Objectives: It is not known if aggressive postresuscitation care, including therapeutic hypothermia and percutaneous coronary intervention, benefits cardiac arrest survivors more than 75 years old. We compared treatments and outcomes of patients at six regional percutaneous coronary intervention centers in the United States to determine if aggressive care of elderly patients was warranted.
Design: Retrospective evaluation of registry data.
Setting: Six interventional cardiology centers in the United States.
Patients: Six hundred and twenty-five unresponsive cardiac arrest survivors aged 18-75 were compared with 129 similar patients aged more than 75.
Interventions: None.
Measurements and main results: Cardiac arrest survivors aged more than 75 had more comorbidities (3.0 ± 1.6 vs 2.0 ± 1.6, p < 0.001), but were matched to younger patients in initial heart rhythm, witnessed arrests, bystander cardiopulmonary resuscitation, and total ischemic time. Patients aged more than 75 frequently underwent therapeutic hypothermia (97.7%), urgent coronary angiography (44.2%), and urgent percutaneous coronary intervention (24%). They had more sustained hyperglycemia (70.5% vs 59%, p = 0.015), less postcooling fever (25.2% vs 35.2%, p = 0.03), were more likely to have do-not-resuscitate orders (65.9% vs 48.2%, p < 0.001), and undergo withdrawal of life support (61.2% vs 47.5%, p = 0.005). Good functional outcome at 6 months (Cerebral Performance Category 1-2) was seen in 27.9% elderly versus 40.4% younger patients overall (p = 0.01) and in 44% versus 55% (p = 0.13) of patients with an initial shockable rhythm. Of 35 survivors more than 75 years old, 33 (94.8%) were classified as Cerebral Performance Category 1 or 2 at (mean) 6.5-month follow-up. In multivariable logistic regression modeling, age more than 75 was significantly associated with outcome only when the presence of a do-not-resuscitate order was excluded from the model.

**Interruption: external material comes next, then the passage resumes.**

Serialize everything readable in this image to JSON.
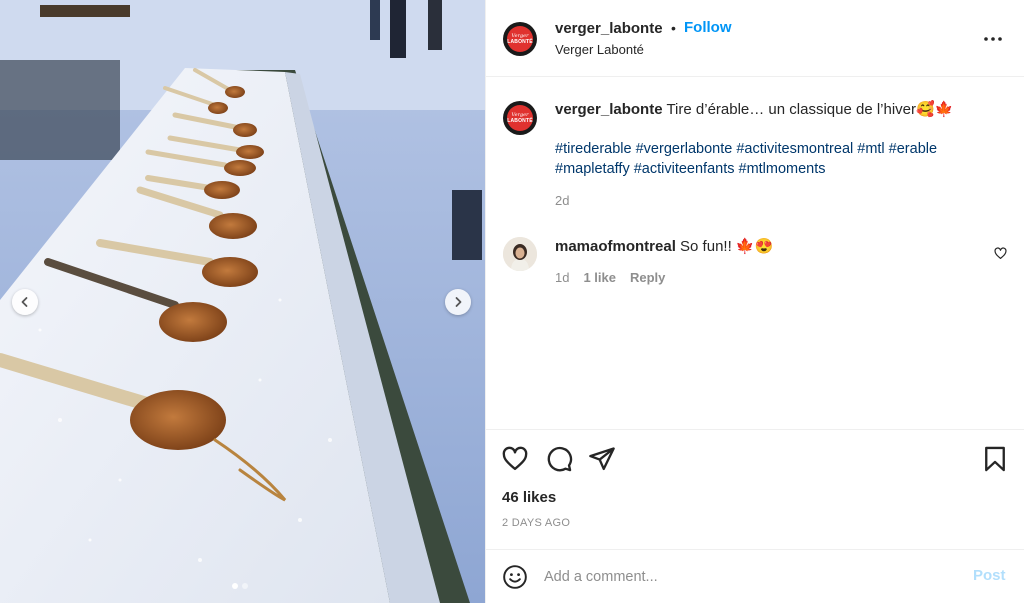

Conclusions: Elderly patients were more likely to have do-not-resuscitate orders and to undergo withdrawal of life support. Age was independently associated with outcome only when correction for do-not-resuscitate status was excluded, and functional outcomes of elderly survivors were similar to younger patients. Exclusion of patients more than 75 years old from aggressive care is not warranted on the basis of age alone.